To sum up, several developments from late 2010 onwards in the MENA region have led to profound reconfigurations of Political Islam. On the one hand, it was the discovery of the effectiveness of social protests in Egypt and Tunisia which shattered the monopoly of Political Islam. On the other hand, IS’s display of self-interest and brute force discredited it as a trustworthy representative of Muslim people’s social and political demands. All that led to the erosion of the traditional foundations of Political Islam and discredited it as a long-time exclusive and trustworthy means of pursuing political and social justice.

In the short term, Political Islam will still be perceived as being on the rise. But its national and regional foundations have already been eroded. That is why, in the long term, its parties like the Muslim Brotherhood, Hamas, and Tunisia’s Ennahda will likely become just one political party among others, rather than the hegemonic threat of everyday politics.

The current Jihad hotspots have been fundamentally fuelled by the golden years of Political Islam from the 1970 until the 2000s in Tunisia, Algeria, Egypt, Palestine, or Syria. However, following the erosion of its national power base, Political Islam will also not be able to be as influential in regional and global affairs as it used to be. Whereas there is still enough money and weapons to maintain its influence by force and foreign support in fighters and weapons, its role in regional and global affairs will diminish with its original source of power long gone.

Notes

[1] Unlike the more or less manifest Islamist and secular factions within the protesting mass in Tunisia and Egypt, it was also various tribal and sectarian factions who opposed former president Saleh in Yemen, either demanding the secession of its Shiite Northwest like the Huthis, or the secession of South Yemen like the Southern Movement (‘Who’s who in Yemen’s opposition?’ 2011). In Libya, it was to a large extent a coalition of Eastern Libyan tribes which demanded the ouster of Gadhafi. Thus, whereas the protests in Tunisia and Egypt were predominantly aimed at changing the political nature of its government, various factions within the oppositions in Libya and Yemen had sectarian and regional interests (Fattah 2011).

[2] The fact that the military’s supreme leader ran for office and was elected by 96.6 percent of the votes already raised first suspicions that the president-elect Sisi will not support the political liberalization of Egypt. Further indications, like the detainment of three Al-Jazeera journalists (‘Journalism under fire’ 2014), as well as new regulations for civil society organizations (Majeed 2014), also nourish doubts about autocratic tendencies of Egypt’s government.

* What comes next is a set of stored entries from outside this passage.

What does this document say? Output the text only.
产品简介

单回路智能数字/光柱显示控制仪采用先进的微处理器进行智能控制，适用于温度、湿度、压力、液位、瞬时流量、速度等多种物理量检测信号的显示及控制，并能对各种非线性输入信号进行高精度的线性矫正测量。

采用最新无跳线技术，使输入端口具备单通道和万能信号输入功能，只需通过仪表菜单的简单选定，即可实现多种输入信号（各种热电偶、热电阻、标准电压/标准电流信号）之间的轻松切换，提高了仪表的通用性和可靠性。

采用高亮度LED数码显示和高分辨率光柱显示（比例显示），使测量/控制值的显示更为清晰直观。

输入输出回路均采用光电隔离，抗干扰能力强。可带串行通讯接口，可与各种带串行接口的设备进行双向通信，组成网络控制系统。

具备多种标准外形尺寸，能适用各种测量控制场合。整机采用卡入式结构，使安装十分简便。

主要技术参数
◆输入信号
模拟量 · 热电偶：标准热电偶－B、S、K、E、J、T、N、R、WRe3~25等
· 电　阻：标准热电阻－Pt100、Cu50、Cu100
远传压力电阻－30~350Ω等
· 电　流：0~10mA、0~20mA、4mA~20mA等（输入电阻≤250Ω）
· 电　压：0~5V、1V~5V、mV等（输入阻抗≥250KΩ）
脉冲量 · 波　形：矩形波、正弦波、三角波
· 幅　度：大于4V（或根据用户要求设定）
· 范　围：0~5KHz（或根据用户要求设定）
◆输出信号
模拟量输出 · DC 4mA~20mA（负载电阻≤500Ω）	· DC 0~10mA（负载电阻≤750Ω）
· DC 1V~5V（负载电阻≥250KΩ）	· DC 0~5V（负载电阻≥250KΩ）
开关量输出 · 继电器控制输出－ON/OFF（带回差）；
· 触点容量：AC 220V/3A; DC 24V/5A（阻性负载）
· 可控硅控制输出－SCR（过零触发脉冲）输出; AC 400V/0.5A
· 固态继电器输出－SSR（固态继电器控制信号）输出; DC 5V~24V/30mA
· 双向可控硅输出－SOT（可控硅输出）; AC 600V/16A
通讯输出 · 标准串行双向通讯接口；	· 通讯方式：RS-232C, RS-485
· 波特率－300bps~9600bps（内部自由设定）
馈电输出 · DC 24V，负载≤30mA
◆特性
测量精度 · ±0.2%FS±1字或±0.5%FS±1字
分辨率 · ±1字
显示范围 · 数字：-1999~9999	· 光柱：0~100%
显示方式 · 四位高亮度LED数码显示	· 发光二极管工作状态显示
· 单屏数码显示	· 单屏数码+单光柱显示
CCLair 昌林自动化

[3] The Taliban war against the Soviet Union is considered the first hotspot of global Jihad: Muslims from all around the world were offered the possibility to practice their faith through Jihad. That was, at the same time, the creation of what later became al-Qaeda, literally meaning “base”, as in base of Jihad. Many of those Muslims who were trained in the armed Jihad in Afghanistan then deployed to Bosnia to fight the Serbs (Kepel 2002: 217-253, 299-322). And it already was Osama bin Laden and his companion Ayman Az-Zawahiri who orchestrated these activities. Following the US invasion in Afghanistan and the al-Qaeda-led reactivation of this Jihad hotspot, the creation of such hotspots was declared an objective in al-Qaeda strategy papers. The war in Iraq following the US occupation was already intentionally initiated by al-Qaeda affiliate al-Zarqawi (Fisk 2006: 1097-1286). Thus, the situations of political vacuum and turmoil in Libya and Syria were highly welcomed opportunities for al-Qaeda and its global Jihadis (Mortada 2012).